The value of ritual and community. A lot of the most intelligent conservatives I know base their conservativism on the idea that we can only get good outcomes in “tight communities” that are allowed to violate modern liberal social atomization to build stronger bonds. The Army, which essentially hazes people with boot camp, ritualizes every aspect of their life, then demands strict obedience and ideological conformity, is a good example. I do sometimes have a lot of respect for this position. But modern rehab programs seem like a really damning counterexample. If you read the article, you will see that this rehabs are trying their best to create a tightly-integrated religiously-inspired community of exactly that sort, and they have abilities to control their members and force their conformity – sometimes in ways that approach outright abuse – that most institutions can’t even dream of. But their effectiveness is abysmal. The entire thing is for nothing. I’m not sure whether this represents a basic failure in the idea of tight communities, or whether it just means that you can’t force them to exist ex nihilo over a couple of months. But I find it interesting.

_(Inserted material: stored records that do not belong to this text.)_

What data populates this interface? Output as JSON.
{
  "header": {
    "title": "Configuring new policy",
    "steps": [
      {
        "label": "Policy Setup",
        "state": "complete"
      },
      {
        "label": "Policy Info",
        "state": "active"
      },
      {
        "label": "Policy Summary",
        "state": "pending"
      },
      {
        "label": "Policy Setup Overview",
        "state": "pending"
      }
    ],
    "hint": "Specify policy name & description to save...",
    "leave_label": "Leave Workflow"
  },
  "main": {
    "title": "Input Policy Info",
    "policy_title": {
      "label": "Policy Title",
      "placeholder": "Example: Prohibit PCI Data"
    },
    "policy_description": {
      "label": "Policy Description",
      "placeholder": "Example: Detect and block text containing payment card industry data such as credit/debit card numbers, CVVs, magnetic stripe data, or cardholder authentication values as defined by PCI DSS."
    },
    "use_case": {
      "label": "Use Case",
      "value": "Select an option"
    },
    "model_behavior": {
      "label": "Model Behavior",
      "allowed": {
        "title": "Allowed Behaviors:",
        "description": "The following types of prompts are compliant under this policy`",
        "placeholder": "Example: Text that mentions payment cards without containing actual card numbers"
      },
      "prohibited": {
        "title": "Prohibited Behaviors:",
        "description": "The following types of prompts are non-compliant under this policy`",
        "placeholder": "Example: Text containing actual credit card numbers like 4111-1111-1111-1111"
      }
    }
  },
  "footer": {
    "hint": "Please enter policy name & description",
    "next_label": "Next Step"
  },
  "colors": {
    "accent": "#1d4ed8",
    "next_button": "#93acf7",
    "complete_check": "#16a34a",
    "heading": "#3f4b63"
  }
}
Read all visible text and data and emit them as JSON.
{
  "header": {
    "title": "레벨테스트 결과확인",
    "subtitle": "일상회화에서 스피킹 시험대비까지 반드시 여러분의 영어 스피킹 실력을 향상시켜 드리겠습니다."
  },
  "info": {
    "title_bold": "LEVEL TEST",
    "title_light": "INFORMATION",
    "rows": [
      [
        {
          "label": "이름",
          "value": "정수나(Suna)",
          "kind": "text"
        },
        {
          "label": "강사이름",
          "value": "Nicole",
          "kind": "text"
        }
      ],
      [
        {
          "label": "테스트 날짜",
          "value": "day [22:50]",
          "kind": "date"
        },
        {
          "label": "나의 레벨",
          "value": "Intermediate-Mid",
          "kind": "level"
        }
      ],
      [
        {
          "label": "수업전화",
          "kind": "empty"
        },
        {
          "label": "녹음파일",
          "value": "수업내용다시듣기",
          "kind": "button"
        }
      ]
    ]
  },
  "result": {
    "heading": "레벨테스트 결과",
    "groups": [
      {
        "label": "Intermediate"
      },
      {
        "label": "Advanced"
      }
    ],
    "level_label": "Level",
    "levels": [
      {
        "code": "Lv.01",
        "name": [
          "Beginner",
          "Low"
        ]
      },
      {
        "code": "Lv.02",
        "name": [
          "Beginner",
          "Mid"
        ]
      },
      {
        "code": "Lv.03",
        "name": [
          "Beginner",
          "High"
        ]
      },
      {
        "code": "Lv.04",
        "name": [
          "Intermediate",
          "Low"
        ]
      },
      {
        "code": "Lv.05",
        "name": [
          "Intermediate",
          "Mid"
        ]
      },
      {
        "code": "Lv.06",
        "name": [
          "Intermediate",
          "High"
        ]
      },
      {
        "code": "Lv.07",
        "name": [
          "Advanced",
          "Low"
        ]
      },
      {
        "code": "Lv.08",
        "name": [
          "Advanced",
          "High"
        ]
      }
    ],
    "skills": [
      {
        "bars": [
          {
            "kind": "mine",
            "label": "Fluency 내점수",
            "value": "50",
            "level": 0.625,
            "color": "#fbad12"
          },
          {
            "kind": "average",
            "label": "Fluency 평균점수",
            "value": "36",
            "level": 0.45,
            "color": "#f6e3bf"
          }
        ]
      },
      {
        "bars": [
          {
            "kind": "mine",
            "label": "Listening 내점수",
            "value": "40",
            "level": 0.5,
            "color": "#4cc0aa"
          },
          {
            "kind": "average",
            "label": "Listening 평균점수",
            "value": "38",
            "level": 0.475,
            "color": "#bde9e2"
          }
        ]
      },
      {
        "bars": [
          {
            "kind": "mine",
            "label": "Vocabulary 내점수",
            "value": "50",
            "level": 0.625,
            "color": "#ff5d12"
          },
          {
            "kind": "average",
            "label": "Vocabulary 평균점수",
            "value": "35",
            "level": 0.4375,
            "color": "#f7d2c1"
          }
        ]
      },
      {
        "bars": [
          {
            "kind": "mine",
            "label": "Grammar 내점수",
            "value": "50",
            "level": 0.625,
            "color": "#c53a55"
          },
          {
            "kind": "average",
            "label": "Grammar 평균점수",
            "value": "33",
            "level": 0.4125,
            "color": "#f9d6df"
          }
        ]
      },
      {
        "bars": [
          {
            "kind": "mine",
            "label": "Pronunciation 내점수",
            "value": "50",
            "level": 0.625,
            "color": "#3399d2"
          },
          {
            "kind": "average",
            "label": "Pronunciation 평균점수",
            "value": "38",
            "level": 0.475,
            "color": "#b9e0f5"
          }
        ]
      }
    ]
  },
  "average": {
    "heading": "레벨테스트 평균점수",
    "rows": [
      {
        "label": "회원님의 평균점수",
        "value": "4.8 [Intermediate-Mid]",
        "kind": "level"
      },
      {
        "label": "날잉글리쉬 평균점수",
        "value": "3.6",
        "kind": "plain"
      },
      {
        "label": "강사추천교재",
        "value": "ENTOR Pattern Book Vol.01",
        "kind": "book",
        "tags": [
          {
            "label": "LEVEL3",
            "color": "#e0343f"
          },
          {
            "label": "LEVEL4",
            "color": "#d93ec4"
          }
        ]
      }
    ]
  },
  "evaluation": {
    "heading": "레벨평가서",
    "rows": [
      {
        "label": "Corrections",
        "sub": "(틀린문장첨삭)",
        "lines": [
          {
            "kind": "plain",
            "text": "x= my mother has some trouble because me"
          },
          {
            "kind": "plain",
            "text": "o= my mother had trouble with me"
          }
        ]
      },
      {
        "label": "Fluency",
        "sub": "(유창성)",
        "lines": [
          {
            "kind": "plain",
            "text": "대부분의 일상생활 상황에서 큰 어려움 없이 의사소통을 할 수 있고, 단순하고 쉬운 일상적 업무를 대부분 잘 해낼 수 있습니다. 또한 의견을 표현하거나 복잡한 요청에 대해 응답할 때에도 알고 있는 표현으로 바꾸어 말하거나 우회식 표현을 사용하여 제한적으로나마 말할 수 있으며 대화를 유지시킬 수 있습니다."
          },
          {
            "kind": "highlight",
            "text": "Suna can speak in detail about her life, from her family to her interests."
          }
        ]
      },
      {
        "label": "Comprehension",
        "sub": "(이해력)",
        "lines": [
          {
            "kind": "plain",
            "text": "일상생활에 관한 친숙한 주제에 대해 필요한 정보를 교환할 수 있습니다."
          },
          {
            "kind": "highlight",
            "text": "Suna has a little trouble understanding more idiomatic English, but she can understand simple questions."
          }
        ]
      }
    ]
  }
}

My love-hate relationship with libertarianism. Also about the rehabs. They’re minimally regulated. There’s no credentialing process or anything. There are many different kinds, each privately led, and low entry costs to creating a new one. They can be very profitable – pretty much any rehab will cost thousands of dollars, and the big-name ones cost much more. This should be a perfect setup for a hundred different models blooming, experimenting, and then selecting for excellence as consumers drift towards the most effective centers. Instead, we get rampant abuse, charlatanry, and uselessness.

On the other hand, when the government rode in on a white horse to try to fix things, all they did was take the one effective treatment, regulate it practically out of existence, then ride right back out again. So I would be ashamed to be taking either the market’s or the state’s side here. At this point I think our best option is to ask the paraconsistent logic people to figure out something that’s neither government nor not-government, then put that in charge of everything.

Society is fixed, biology is mutable. People have tried everything to fix drug abuse. Being harsh and sending drug users to jail. Being nice and sending them to nice treatment centers that focus on rehabilitation. Old timey religion where fire-and-brimstone preachers talk about how Jesus wants them to stay off drugs. Flaky New Age religion where counselors tell you about how drug abuse is keeping you from your true self. Government programs. University programs. Private programs. Giving people money. Fining people money. Being unusually nice. Being unusually mean. More social support. Less social support. This school of therapy. That school of therapy. What works is just giving people a chemical to saturate the brain receptor directly. We know it works. The studies show it works. And we’re still collectively beating our heads against the wall of finding a social solution.